If we duplicate tags and give one tag set to the processor side and the other tag set to the bus side, we can reduce the amount the traffic from both sides interfere with each other. This will prevent scenarios such as a processor receiving a ton of read/write requests making it unable to quickly respond when a load request occurs. In the new duplicated version, the processor will be able to respond to the load request regardless of how many bus requests it receives.

Amanda

Can someone describe the notion of non-interferring, parallel "processor-side" and "bus-side" lookups in more detail? I understand why it works: by duplicating entries, the processor is not held up by consistent lookup requests from the bus and can proceed with loads/stores/etc. I'm not sure what this looks like from an implementation perspective.

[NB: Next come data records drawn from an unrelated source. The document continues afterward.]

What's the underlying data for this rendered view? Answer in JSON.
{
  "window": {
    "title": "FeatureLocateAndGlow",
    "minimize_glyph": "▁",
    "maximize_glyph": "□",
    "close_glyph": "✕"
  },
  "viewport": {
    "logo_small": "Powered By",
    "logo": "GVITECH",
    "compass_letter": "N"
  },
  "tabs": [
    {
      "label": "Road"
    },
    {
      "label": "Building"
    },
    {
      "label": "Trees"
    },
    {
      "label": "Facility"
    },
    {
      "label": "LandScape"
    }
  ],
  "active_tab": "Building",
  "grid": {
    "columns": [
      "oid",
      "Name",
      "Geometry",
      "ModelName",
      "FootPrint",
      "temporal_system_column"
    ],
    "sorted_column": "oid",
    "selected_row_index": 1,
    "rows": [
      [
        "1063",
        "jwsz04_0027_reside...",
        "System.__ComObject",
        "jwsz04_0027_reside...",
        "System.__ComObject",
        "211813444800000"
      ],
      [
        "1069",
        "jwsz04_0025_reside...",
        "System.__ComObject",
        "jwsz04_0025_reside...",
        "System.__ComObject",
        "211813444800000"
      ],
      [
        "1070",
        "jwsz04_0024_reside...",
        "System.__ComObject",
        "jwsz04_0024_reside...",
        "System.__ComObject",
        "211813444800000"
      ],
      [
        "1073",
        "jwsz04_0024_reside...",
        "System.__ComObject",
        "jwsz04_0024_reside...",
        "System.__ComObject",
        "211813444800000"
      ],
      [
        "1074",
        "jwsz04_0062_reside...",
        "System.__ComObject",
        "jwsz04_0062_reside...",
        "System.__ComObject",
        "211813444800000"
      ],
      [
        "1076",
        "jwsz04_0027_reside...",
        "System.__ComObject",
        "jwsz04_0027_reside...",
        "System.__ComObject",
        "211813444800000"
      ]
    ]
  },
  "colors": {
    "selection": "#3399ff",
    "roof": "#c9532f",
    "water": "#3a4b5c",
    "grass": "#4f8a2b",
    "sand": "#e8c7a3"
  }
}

Are we thinking multiple processors to one cache, or are we exposing something to the bus that we hadn't before, leaving the processor free to do other things?

kayvonf

@Amanda, the answer who make more sense if we had a lecture describing how hardware works (but I'll leave that to ECE classes). One simple way to think of this is that the chip has storage for the tags. By duplicating that storage and the logic necessary to read its contents, a design might allow both the processor and the cache's snooping logic to perform their operations on the tag data in parallel. Otherwise, you can imagine one of these clients might need to wait for the other due to contention in access to the tag data. Details of cache design in a multi-core setting would be the subject of a graduate architecture class.